# GSII Touchwiz hardware acceleration code vs ICS



## Droosh (Jun 15, 2011)

So I'm considering getting the GSII when released on Verizon. Rumblings this morning from TBH, have the Nexus Prime also coming to Verizon.

Here's my question:
This may sound odd coming from a fan of AOSP Android, but one of the things I heard that makes the GSII so smooth was that Samsung integrated hardware acceleration into the code for the Touchwiz UI. Is this true? If so, do you think they are sharing this with Google's Android team to include native UI hardware acceleration into ICS so that the Nexus Prime will also have a buttery smooth UI?

Thanks!

Sent using CM4DX


----------



## BSaksouk (Aug 27, 2011)

GSII is indeed hardware accelerated. Very smooth. Comparable to iphone 4 if not better.

We cant really predict if the nexus prime will be hardware accelerated. My guess will be that the new nexus prime will be very fast, hardware accelerated or not.

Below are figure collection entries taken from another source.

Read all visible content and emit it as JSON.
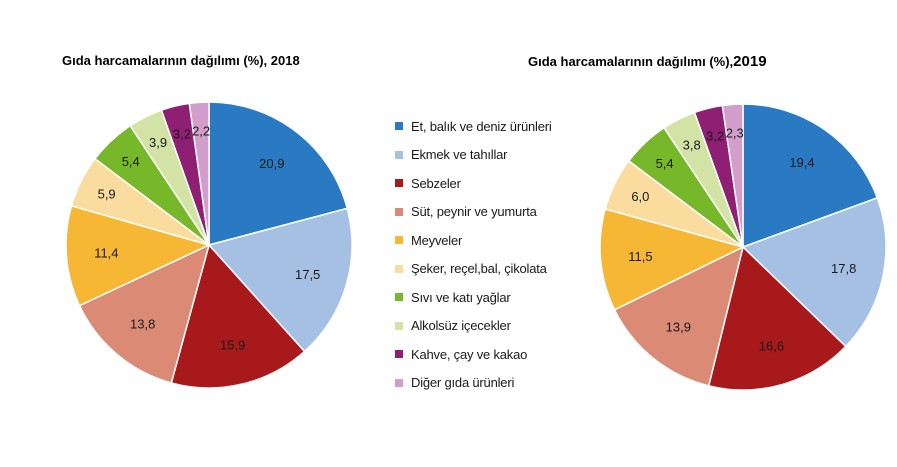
{
  "chart_data": [
    {
      "type": "pie",
      "title": "Gıda harcamalarının dağılımı (%), 2018",
      "categories": [
        "Et, balık ve deniz ürünleri",
        "Ekmek ve tahıllar",
        "Sebzeler",
        "Süt, peynir ve yumurta",
        "Meyveler",
        "Şeker, reçel,bal, çikolata",
        "Sıvı ve katı yağlar",
        "Alkolsüz içecekler",
        "Kahve, çay ve kakao",
        "Diğer gıda ürünleri"
      ],
      "values": [
        20.9,
        17.5,
        15.9,
        13.8,
        11.4,
        5.9,
        5.4,
        3.9,
        3.2,
        2.2
      ],
      "labels": [
        "20,9",
        "17,5",
        "15,9",
        "13,8",
        "11,4",
        "5,9",
        "5,4",
        "3,9",
        "3,2",
        "2,2"
      ]
    },
    {
      "type": "pie",
      "title_prefix": "Gıda harcamalarının dağılımı (%),",
      "title_year": "2019",
      "categories": [
        "Et, balık ve deniz ürünleri",
        "Ekmek ve tahıllar",
        "Sebzeler",
        "Süt, peynir ve yumurta",
        "Meyveler",
        "Şeker, reçel,bal, çikolata",
        "Sıvı ve katı yağlar",
        "Alkolsüz içecekler",
        "Kahve, çay ve kakao",
        "Diğer gıda ürünleri"
      ],
      "values": [
        19.4,
        17.8,
        16.6,
        13.9,
        11.5,
        6.0,
        5.4,
        3.8,
        3.2,
        2.3
      ],
      "labels": [
        "19,4",
        "17,8",
        "16,6",
        "13,9",
        "11,5",
        "6,0",
        "5,4",
        "3,8",
        "3,2",
        "2,3"
      ]
    }
  ],
  "legend": {
    "placement": "center",
    "items": [
      {
        "label": "Et, balık ve deniz ürünleri",
        "color": "#2a7ac3"
      },
      {
        "label": "Ekmek ve tahıllar",
        "color": "#a6c0e4"
      },
      {
        "label": "Sebzeler",
        "color": "#a8191c"
      },
      {
        "label": "Süt, peynir ve yumurta",
        "color": "#db8a76"
      },
      {
        "label": "Meyveler",
        "color": "#f6b834"
      },
      {
        "label": "Şeker, reçel,bal, çikolata",
        "color": "#fadc9f"
      },
      {
        "label": "Sıvı ve katı yağlar",
        "color": "#76b82a"
      },
      {
        "label": "Alkolsüz içecekler",
        "color": "#d3e3a6"
      },
      {
        "label": "Kahve, çay ve kakao",
        "color": "#8f1f73"
      },
      {
        "label": "Diğer gıda ürünleri",
        "color": "#d29ecc"
      }
    ]
  }
}
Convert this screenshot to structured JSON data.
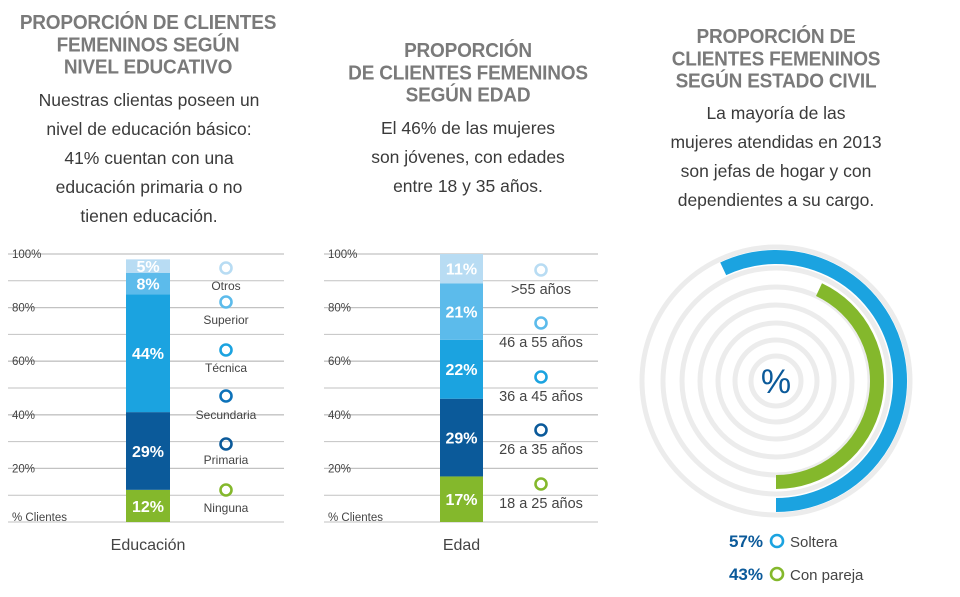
{
  "colors": {
    "otros": "#b8dcf3",
    "superior": "#5cbbeb",
    "tecnica": "#1ba3e0",
    "secundaria": "#0d72b9",
    "primaria": "#0b5a9a",
    "ninguna": "#84b82c",
    "grid": "#c2c2c2",
    "title": "#7a7a7a",
    "ring_light": "#ececec"
  },
  "panel_education": {
    "title": "PROPORCIÓN DE CLIENTES FEMENINOS SEGÚN NIVEL EDUCATIVO",
    "title_lines": [
      "PROPORCIÓN DE CLIENTES",
      "FEMENINOS SEGÚN",
      "NIVEL EDUCATIVO"
    ],
    "description_lines": [
      "Nuestras clientas poseen un",
      "nivel de educación básico:",
      "41% cuentan con una",
      "educación primaria o no",
      "tienen educación."
    ]
  },
  "panel_age": {
    "title": "PROPORCIÓN DE CLIENTES FEMENINOS SEGÚN EDAD",
    "title_lines": [
      "PROPORCIÓN",
      "DE CLIENTES FEMENINOS",
      "SEGÚN EDAD"
    ],
    "description_lines": [
      "El 46% de las mujeres",
      "son jóvenes, con edades",
      "entre 18 y 35 años."
    ]
  },
  "panel_civil": {
    "title": "PROPORCIÓN DE CLIENTES FEMENINOS SEGÚN ESTADO CIVIL",
    "title_lines": [
      "PROPORCIÓN DE",
      "CLIENTES FEMENINOS",
      "SEGÚN ESTADO CIVIL"
    ],
    "description_lines": [
      "La mayoría de las",
      "mujeres atendidas en 2013",
      "son jefas de hogar y con",
      "dependientes a su cargo."
    ]
  },
  "chart_data": [
    {
      "type": "bar",
      "stacked": true,
      "xlabel": "Educación",
      "ylabel": "% Clientes",
      "y_ticks": [
        "20%",
        "40%",
        "60%",
        "80%",
        "100%"
      ],
      "ylim": [
        0,
        100
      ],
      "series": [
        {
          "name": "Ninguna",
          "value": 12,
          "label": "12%",
          "color": "#84b82c"
        },
        {
          "name": "Primaria",
          "value": 29,
          "label": "29%",
          "color": "#0b5a9a"
        },
        {
          "name": "Secundaria",
          "value": 0,
          "label": "",
          "color": "#0d72b9"
        },
        {
          "name": "Técnica",
          "value": 44,
          "label": "44%",
          "color": "#1ba3e0"
        },
        {
          "name": "Superior",
          "value": 8,
          "label": "8%",
          "color": "#5cbbeb"
        },
        {
          "name": "Otros",
          "value": 5,
          "label": "5%",
          "color": "#b8dcf3"
        }
      ]
    },
    {
      "type": "bar",
      "stacked": true,
      "xlabel": "Edad",
      "ylabel": "% Clientes",
      "y_ticks": [
        "20%",
        "40%",
        "60%",
        "80%",
        "100%"
      ],
      "ylim": [
        0,
        100
      ],
      "series": [
        {
          "name": "18 a 25 años",
          "value": 17,
          "label": "17%",
          "color": "#84b82c"
        },
        {
          "name": "26 a 35 años",
          "value": 29,
          "label": "29%",
          "color": "#0b5a9a"
        },
        {
          "name": "36 a 45 años",
          "value": 22,
          "label": "22%",
          "color": "#1ba3e0"
        },
        {
          "name": "46 a 55 años",
          "value": 21,
          "label": "21%",
          "color": "#5cbbeb"
        },
        {
          "name": ">55 años",
          "value": 11,
          "label": "11%",
          "color": "#b8dcf3"
        }
      ]
    },
    {
      "type": "pie",
      "variant": "radial",
      "center_label": "%",
      "series": [
        {
          "name": "Soltera",
          "value": 57,
          "label": "57%",
          "color": "#1ba3e0"
        },
        {
          "name": "Con pareja",
          "value": 43,
          "label": "43%",
          "color": "#84b82c"
        }
      ]
    }
  ]
}
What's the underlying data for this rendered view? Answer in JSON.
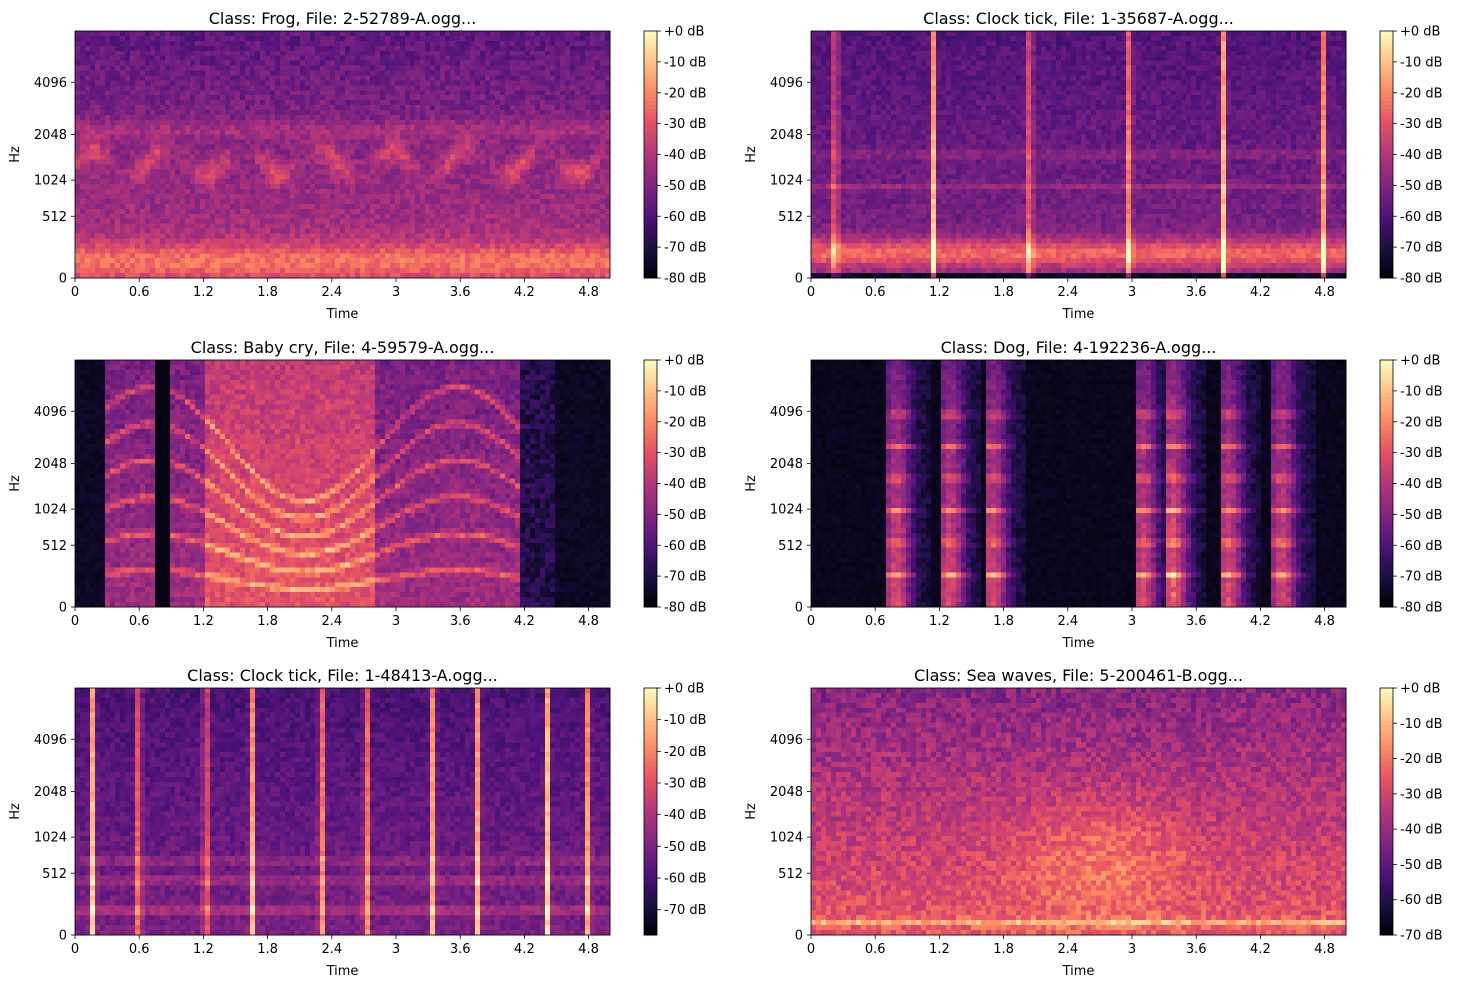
{
  "chart_data": [
    {
      "type": "heatmap",
      "title": "Class: Frog, File: 2-52789-A.ogg...",
      "xlabel": "Time",
      "ylabel": "Hz",
      "xlim": [
        0,
        5
      ],
      "ylim": [
        0,
        8192
      ],
      "x_ticks": [
        "0",
        "0.6",
        "1.2",
        "1.8",
        "2.4",
        "3",
        "3.6",
        "4.2",
        "4.8"
      ],
      "y_ticks": [
        "0",
        "512",
        "1024",
        "2048",
        "4096"
      ],
      "colorbar": {
        "ticks": [
          "+0 dB",
          "-10 dB",
          "-20 dB",
          "-30 dB",
          "-40 dB",
          "-50 dB",
          "-60 dB",
          "-70 dB",
          "-80 dB"
        ],
        "range_db": [
          -80,
          0
        ]
      },
      "pattern": "frog"
    },
    {
      "type": "heatmap",
      "title": "Class: Clock tick, File: 1-35687-A.ogg...",
      "xlabel": "Time",
      "ylabel": "Hz",
      "xlim": [
        0,
        5
      ],
      "ylim": [
        0,
        8192
      ],
      "x_ticks": [
        "0",
        "0.6",
        "1.2",
        "1.8",
        "2.4",
        "3",
        "3.6",
        "4.2",
        "4.8"
      ],
      "y_ticks": [
        "0",
        "512",
        "1024",
        "2048",
        "4096"
      ],
      "colorbar": {
        "ticks": [
          "+0 dB",
          "-10 dB",
          "-20 dB",
          "-30 dB",
          "-40 dB",
          "-50 dB",
          "-60 dB",
          "-70 dB",
          "-80 dB"
        ],
        "range_db": [
          -80,
          0
        ]
      },
      "pattern": "clock1"
    },
    {
      "type": "heatmap",
      "title": "Class: Baby cry, File: 4-59579-A.ogg...",
      "xlabel": "Time",
      "ylabel": "Hz",
      "xlim": [
        0,
        5
      ],
      "ylim": [
        0,
        8192
      ],
      "x_ticks": [
        "0",
        "0.6",
        "1.2",
        "1.8",
        "2.4",
        "3",
        "3.6",
        "4.2",
        "4.8"
      ],
      "y_ticks": [
        "0",
        "512",
        "1024",
        "2048",
        "4096"
      ],
      "colorbar": {
        "ticks": [
          "+0 dB",
          "-10 dB",
          "-20 dB",
          "-30 dB",
          "-40 dB",
          "-50 dB",
          "-60 dB",
          "-70 dB",
          "-80 dB"
        ],
        "range_db": [
          -80,
          0
        ]
      },
      "pattern": "baby"
    },
    {
      "type": "heatmap",
      "title": "Class: Dog, File: 4-192236-A.ogg...",
      "xlabel": "Time",
      "ylabel": "Hz",
      "xlim": [
        0,
        5
      ],
      "ylim": [
        0,
        8192
      ],
      "x_ticks": [
        "0",
        "0.6",
        "1.2",
        "1.8",
        "2.4",
        "3",
        "3.6",
        "4.2",
        "4.8"
      ],
      "y_ticks": [
        "0",
        "512",
        "1024",
        "2048",
        "4096"
      ],
      "colorbar": {
        "ticks": [
          "+0 dB",
          "-10 dB",
          "-20 dB",
          "-30 dB",
          "-40 dB",
          "-50 dB",
          "-60 dB",
          "-70 dB",
          "-80 dB"
        ],
        "range_db": [
          -80,
          0
        ]
      },
      "pattern": "dog"
    },
    {
      "type": "heatmap",
      "title": "Class: Clock tick, File: 1-48413-A.ogg...",
      "xlabel": "Time",
      "ylabel": "Hz",
      "xlim": [
        0,
        5
      ],
      "ylim": [
        0,
        8192
      ],
      "x_ticks": [
        "0",
        "0.6",
        "1.2",
        "1.8",
        "2.4",
        "3",
        "3.6",
        "4.2",
        "4.8"
      ],
      "y_ticks": [
        "0",
        "512",
        "1024",
        "2048",
        "4096"
      ],
      "colorbar": {
        "ticks": [
          "+0 dB",
          "-10 dB",
          "-20 dB",
          "-30 dB",
          "-40 dB",
          "-50 dB",
          "-60 dB",
          "-70 dB"
        ],
        "range_db": [
          -78,
          0
        ]
      },
      "pattern": "clock2"
    },
    {
      "type": "heatmap",
      "title": "Class: Sea waves, File: 5-200461-B.ogg...",
      "xlabel": "Time",
      "ylabel": "Hz",
      "xlim": [
        0,
        5
      ],
      "ylim": [
        0,
        8192
      ],
      "x_ticks": [
        "0",
        "0.6",
        "1.2",
        "1.8",
        "2.4",
        "3",
        "3.6",
        "4.2",
        "4.8"
      ],
      "y_ticks": [
        "0",
        "512",
        "1024",
        "2048",
        "4096"
      ],
      "colorbar": {
        "ticks": [
          "+0 dB",
          "-10 dB",
          "-20 dB",
          "-30 dB",
          "-40 dB",
          "-50 dB",
          "-60 dB",
          "-70 dB"
        ],
        "range_db": [
          -70,
          0
        ]
      },
      "pattern": "sea"
    }
  ]
}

One major advantage of the GS2 are the codecs. It can play many videos with hardware acceleration. Pure AOSP roms usually lack codecs support and depend on software rendering, which is suboptimal.


----------



## gatzbyrico (Jul 2, 2011)

Sadly Verizon isn't getting this phone.
I was waiting for it, now it seems I will have to get a Bionic


----------



## Gman (Sep 4, 2011)

Isn't that what ICS is about? Bringing in hardware acceleration right?


----------



## jeffykins (Jul 26, 2011)

It uses hw acceleration natively? I wondered why dice player used exactly the same amount of juice as stock the. That was a waste I guess. Good to know though...


----------